25 сентября 1941 года, полдень. Москва, улица Воздвиженка 1/Моховая улица 16/Манежная площадь 13, здание Исполнительного комитета Коммунистического интернационала (ИККИ).

Когда-то, на заре существования советского проекта, считалось, что главное для мирового революционного движения – поднять на восстание европейский пролетариат, а Советская Россия – это для одних передовой отряд рабочего класса, для других – хворост для разжигания мирового пожара. Под эту задачу и был создан Коминтерн – организация жадная, никому не подконтрольная и беспринципная. В голодные послереволюционные годы и самим-то не хватало буквально всего, а Коминтерн тянул со страны Советов полновесные золотые рубли на активизацию пролетарского движения в Сиаме, на помощь бастующим английским шахтерам и германским докерам. Организация эта была всемогущая; по сравнению с Коминтерном советское государство считалось чем-то временным и вторичным. У твердокаменных ленинцев, которые все это затевали, из Коминтерна получилось что-то вроде хвоста, который приспособился вертеть своей собакой.

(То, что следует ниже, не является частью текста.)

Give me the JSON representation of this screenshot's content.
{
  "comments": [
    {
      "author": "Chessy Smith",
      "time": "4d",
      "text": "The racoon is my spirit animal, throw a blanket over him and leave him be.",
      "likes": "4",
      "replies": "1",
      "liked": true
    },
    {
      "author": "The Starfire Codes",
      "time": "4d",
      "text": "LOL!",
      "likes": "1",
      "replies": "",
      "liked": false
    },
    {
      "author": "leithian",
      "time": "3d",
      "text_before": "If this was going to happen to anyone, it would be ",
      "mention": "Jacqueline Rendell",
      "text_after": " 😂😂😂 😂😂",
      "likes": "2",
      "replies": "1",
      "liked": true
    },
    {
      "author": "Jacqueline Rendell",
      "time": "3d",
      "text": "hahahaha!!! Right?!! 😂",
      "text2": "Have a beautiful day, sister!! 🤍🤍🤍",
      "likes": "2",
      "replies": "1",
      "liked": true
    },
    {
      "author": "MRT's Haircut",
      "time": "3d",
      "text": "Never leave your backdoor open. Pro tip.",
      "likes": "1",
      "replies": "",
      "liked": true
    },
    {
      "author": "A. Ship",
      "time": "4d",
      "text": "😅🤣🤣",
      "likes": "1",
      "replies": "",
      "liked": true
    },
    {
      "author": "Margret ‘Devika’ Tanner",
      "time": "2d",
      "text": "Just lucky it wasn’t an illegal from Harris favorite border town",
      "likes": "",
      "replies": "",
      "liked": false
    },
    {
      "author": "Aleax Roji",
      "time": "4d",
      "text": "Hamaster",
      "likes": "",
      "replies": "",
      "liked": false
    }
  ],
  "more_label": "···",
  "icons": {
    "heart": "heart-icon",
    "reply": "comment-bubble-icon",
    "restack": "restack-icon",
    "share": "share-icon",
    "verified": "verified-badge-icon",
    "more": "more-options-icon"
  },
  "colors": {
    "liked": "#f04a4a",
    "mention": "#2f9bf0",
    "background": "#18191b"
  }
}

Но европейский пролетариат, несмотря на все реверансы в его сторону, восставать не пожелал. Да и как он мог восстать, если каждый порядочный европейский рабочий только и мечтал о том, как он тем или иным путем накопит денег и превратится в добропорядочного буржуа. Никаких других целей у европейских пролетариев не было, и вся их классовая борьба вращалась вокруг того, как бы отжать побольше бабла у крупного капитала, чтобы самим превратиться в мелкую буржуазию. «Делитесь, гады! – орали они, маршируя под красными знаменами, – а то сделаем вам как Ленин в Октябре». Ну и капитал делился в меру возможностей, ибо после закончившейся Первой Мировой Войны на загнивающем Западе началось так называемое процветание (правда, через несколько лет закончившееся Великой Депрессией).